Friday, May 22, 2015

crafting the perfect cover letter


Cover letters, it turns out, might be that foot in the door, the magic bullet, the all-in-one reveal everyone is looking for.  Cover letters, though, take time to craft.  If they don't, your submission is spam, you're spam, you're looking at the jobs like spam, and the return rate is gonna suck.

All that work for the polished up resume, meh.  Had to cut the summary section out.  I'm not gonna stress over trying to force that step-sister's foot into a combination resume format.  That effort will have to wait for the next phase of rejection and mostly because I've worked so many projects that trying to narrow it down... well, I've taken the bits which garnered me awards or commentary and added those to the cover letter.

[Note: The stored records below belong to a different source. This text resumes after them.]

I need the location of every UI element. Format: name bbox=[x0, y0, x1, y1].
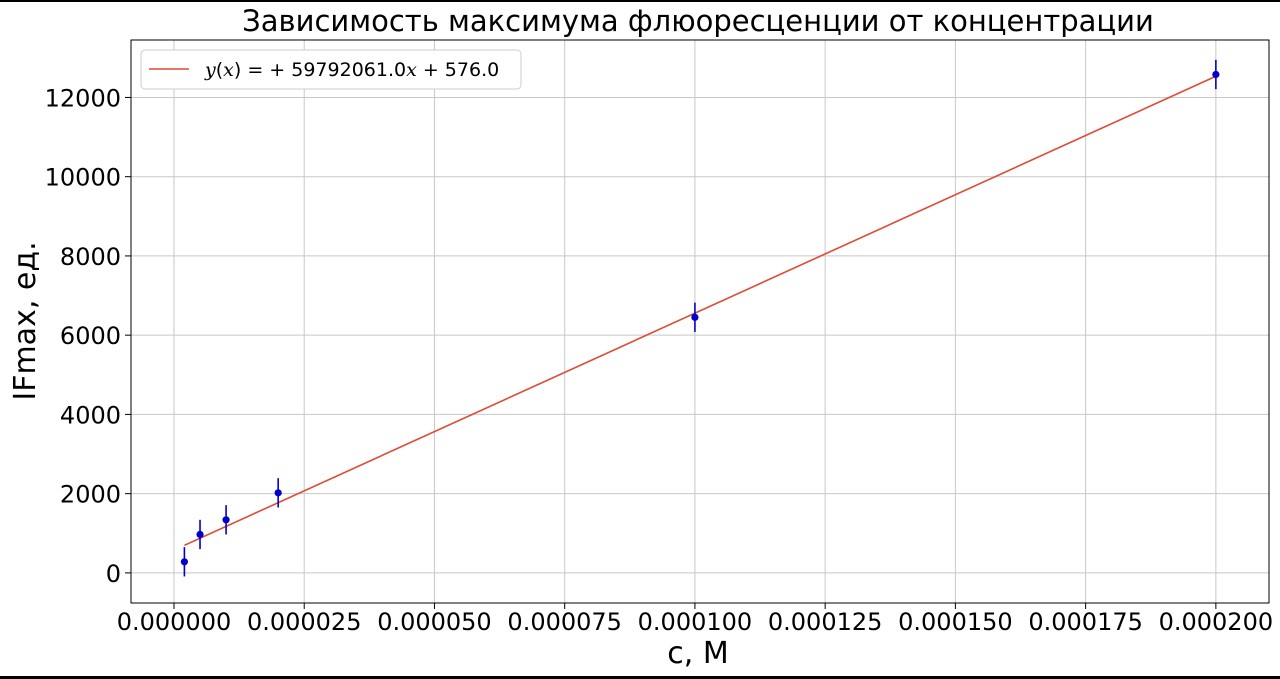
legend-box bbox=[140, 49, 522, 90]
x-tick-label: 0.000075 bbox=[507, 608, 622, 636]
data-point bbox=[691, 313, 699, 321]
y-tick-label: 6000 bbox=[60, 322, 121, 350]
data-point bbox=[1212, 70, 1220, 79]
data-series bbox=[180, 59, 1220, 577]
y-tick-label: 10000 bbox=[45, 164, 121, 192]
y-tick-label: 8000 bbox=[60, 243, 121, 271]
plot-area bbox=[130, 39, 1270, 604]
x-tick-label: 0.000150 bbox=[898, 608, 1013, 636]
top-border bbox=[0, 0, 1280, 2]
legend: y(x) = + 59792061.0x + 576.0 bbox=[140, 49, 522, 90]
grid bbox=[131, 40, 1269, 603]
y-tick-label: 0 bbox=[106, 560, 121, 588]
fit-line bbox=[184, 75, 1217, 547]
x-tick-label: 0.000025 bbox=[247, 608, 362, 636]
legend-label: y(x) = + 59792061.0x + 576.0 bbox=[204, 59, 499, 81]
y-axis: 0 2000 4000 6000 8000 10000 12000 bbox=[45, 84, 131, 588]
data-point bbox=[180, 558, 188, 566]
bottom-border bbox=[0, 676, 1280, 679]
chart-title: Зависимость максимума флюоресценции от к… bbox=[242, 4, 1154, 38]
y-axis-label: IFmax, ед. bbox=[8, 241, 43, 400]
x-tick-label: 0.000200 bbox=[1159, 608, 1274, 636]
fit-series bbox=[184, 75, 1217, 547]
x-axis-label: c, M bbox=[667, 636, 728, 671]
y-tick-label: 4000 bbox=[60, 401, 121, 429]
data-point bbox=[196, 530, 204, 539]
x-tick-label: 0.000000 bbox=[117, 608, 232, 636]
y-tick-label: 2000 bbox=[60, 481, 121, 509]
x-tick-label: 0.000125 bbox=[768, 608, 883, 636]
x-tick-label: 0.000175 bbox=[1028, 608, 1143, 636]
y-tick-label: 12000 bbox=[45, 84, 121, 112]
x-tick-label: 0.000100 bbox=[638, 608, 753, 636]
data-point bbox=[274, 489, 282, 497]
x-axis: 0.000000 0.000025 0.000050 0.000075 0.000100… bbox=[117, 603, 1273, 636]
x-tick-label: 0.000050 bbox=[377, 608, 492, 636]
data-point bbox=[222, 516, 230, 524]
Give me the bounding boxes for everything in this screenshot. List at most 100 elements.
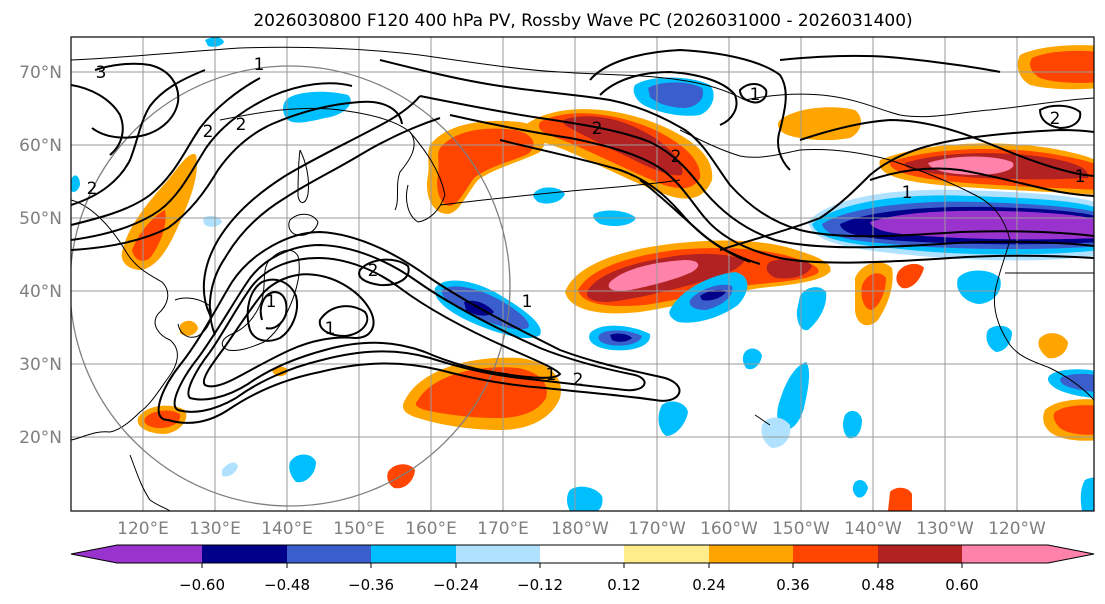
contour-line — [799, 118, 1094, 177]
pv-negative-region — [283, 91, 351, 123]
pv-negative-region — [533, 187, 565, 204]
contour-line — [71, 84, 124, 156]
lat-label: 30°N — [19, 355, 62, 375]
coastline-east-asia — [71, 199, 178, 441]
contour-line — [259, 290, 288, 330]
contour-line — [173, 243, 646, 413]
contour-label: 1 — [325, 319, 336, 339]
pv-negative-region — [648, 82, 704, 108]
contour-label: 2 — [236, 115, 247, 135]
contour-line — [719, 128, 1094, 251]
great-circle-marker — [71, 65, 511, 507]
colorbar-extension-high — [1048, 545, 1094, 563]
coastline-hawaii — [754, 414, 771, 426]
contour-line — [202, 273, 375, 388]
pv-positive-region — [272, 366, 288, 377]
pv-positive-region — [608, 260, 699, 291]
pv-negative-region — [610, 333, 632, 342]
lon-label: 150°W — [772, 519, 830, 539]
colorbar-tick-label: 0.12 — [607, 576, 640, 594]
contour-line — [449, 114, 1094, 264]
lon-label: 170°W — [628, 519, 686, 539]
coastline-north-america-west — [993, 239, 1094, 401]
colorbar-tick-label: −0.24 — [433, 576, 479, 594]
lat-label: 40°N — [19, 282, 62, 302]
lon-label: 130°E — [189, 519, 241, 539]
pv-negative-region — [700, 289, 726, 301]
pv-negative-region — [761, 417, 791, 448]
lat-label: 20°N — [19, 428, 62, 448]
colorbar-tick-label: −0.36 — [348, 576, 394, 594]
colorbar-tick-label: 0.36 — [776, 576, 809, 594]
lon-label: 170°E — [477, 519, 529, 539]
pv-positive-region — [888, 487, 912, 511]
pv-negative-region — [852, 480, 868, 498]
contour-label: 2 — [87, 179, 98, 199]
pv-positive-region — [861, 273, 886, 310]
lon-label: 140°E — [261, 519, 313, 539]
figure-title: 2026030800 F120 400 hPa PV, Rossby Wave … — [253, 11, 912, 31]
lon-label: 120°E — [117, 519, 169, 539]
contour-label: 2 — [592, 119, 603, 139]
colorbar-ticks: −0.60 −0.48 −0.36 −0.24 −0.12 0.12 0.24 0.36 0.4… — [179, 563, 979, 594]
pv-negative-region — [222, 462, 238, 477]
contour-line — [419, 95, 1094, 249]
pv-negative-region — [796, 287, 827, 331]
pv-positive-region — [415, 367, 547, 418]
contour-line — [738, 83, 768, 104]
colorbar-segment — [287, 545, 371, 563]
lon-label: 160°W — [700, 519, 758, 539]
colorbar-segment — [202, 545, 287, 563]
contour-line — [208, 117, 441, 336]
contour-line — [318, 305, 369, 338]
pv-positive-region — [1053, 405, 1094, 435]
lon-label: 150°E — [333, 519, 385, 539]
contour-label: 1 — [750, 85, 761, 105]
contour-line — [379, 59, 1094, 238]
contour-line — [91, 62, 180, 139]
contour-label: 1 — [902, 183, 913, 203]
pv-positive-region — [896, 263, 924, 289]
lat-label: 60°N — [19, 136, 62, 156]
colorbar-segment — [117, 545, 202, 563]
contour-line — [589, 48, 791, 171]
pv-positive-region — [1030, 50, 1094, 83]
map-content: 3 2 2 2 1 1 1 1 2 1 2 2 1 2 1 1 2 — [71, 37, 1094, 511]
contour-line — [187, 256, 562, 401]
coastline-alaska-south — [679, 129, 1011, 241]
colorbar-tick-label: 0.48 — [861, 576, 894, 594]
lat-label: 70°N — [19, 63, 62, 83]
colorbar-segment — [793, 545, 878, 563]
colorbar-extension-low — [71, 545, 117, 563]
contour-line — [246, 278, 298, 342]
lat-label: 50°N — [19, 209, 62, 229]
lon-label: 130°W — [916, 519, 974, 539]
lat-labels: 20°N 30°N 40°N 50°N 60°N 70°N — [19, 63, 62, 448]
colorbar-tick-label: −0.60 — [179, 576, 225, 594]
contour-label: 1 — [266, 292, 277, 312]
pv-positive-region — [1038, 333, 1068, 359]
coastline-kamchatka — [405, 131, 446, 223]
colorbar-segment — [371, 545, 456, 563]
contour-line — [157, 230, 681, 424]
coastline-sakhalin — [297, 149, 309, 203]
contour-line — [599, 70, 738, 126]
lon-label: 120°W — [988, 519, 1046, 539]
coastline-philippines — [129, 454, 171, 511]
pv-negative-region — [71, 175, 80, 193]
lon-labels: 120°E 130°E 140°E 150°E 160°E 170°E 180°… — [117, 519, 1046, 539]
contour-label: 1 — [254, 55, 265, 75]
contour-line — [71, 69, 206, 206]
colorbar-outline — [70, 544, 1095, 564]
contour-label: 2 — [671, 147, 682, 167]
colorbar-tick-label: −0.48 — [264, 576, 310, 594]
colorbar-segment — [878, 545, 962, 563]
map-panel: 3 2 2 2 1 1 1 1 2 1 2 2 1 2 1 1 2 20° — [19, 36, 1095, 539]
pv-negative-region — [289, 454, 316, 483]
contour-line — [779, 54, 1001, 73]
contour-line — [869, 167, 1094, 197]
coastline-korea — [174, 297, 212, 338]
coastline-alaska — [744, 93, 1094, 118]
colorbar-tick-label: −0.12 — [517, 576, 563, 594]
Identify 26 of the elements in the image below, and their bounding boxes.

I've also started adding some of my stripped out / schema deleted oracle sql code to a github repo.  This was wildly successful in yesterday's interview.  The 30 minute interview turned from testing me in my query skills to "are you sure you'd like to do this?" because I basically would be moving from a "Principal" engineer's position to one lower.  Apparently, "Principal" holds the same level in both Amazon and Microsoft as it does at AT&T.  Good to know.

Anyways, since I'd already checked out the payscale range for position at both payscale.com & Indeed.com.  I just noticed that information is no longer available on my LinkedIn account since I downgraded, but then they source their info from Payscale, so why bother.  My assumed rate of pay would be in line with what would be covered by the job description that I could find.  But really, it's all a "wait and see."  The interview also gave me some better phrases about how to explain my need for fun.  FUN = BUSINESS PROBLEM.  See, I can do business speak bingo.

Business problems are fun, if they're data related.  Either data acquisition, data cleaning, analysis, and reporting.  That phrase really, Really, REALLY worked for me.  I'm all plagarizing it all over the place now.  So, I scrubbed my newly reformatted cover letter and crew-cut resume off again so he could forward to recruiters.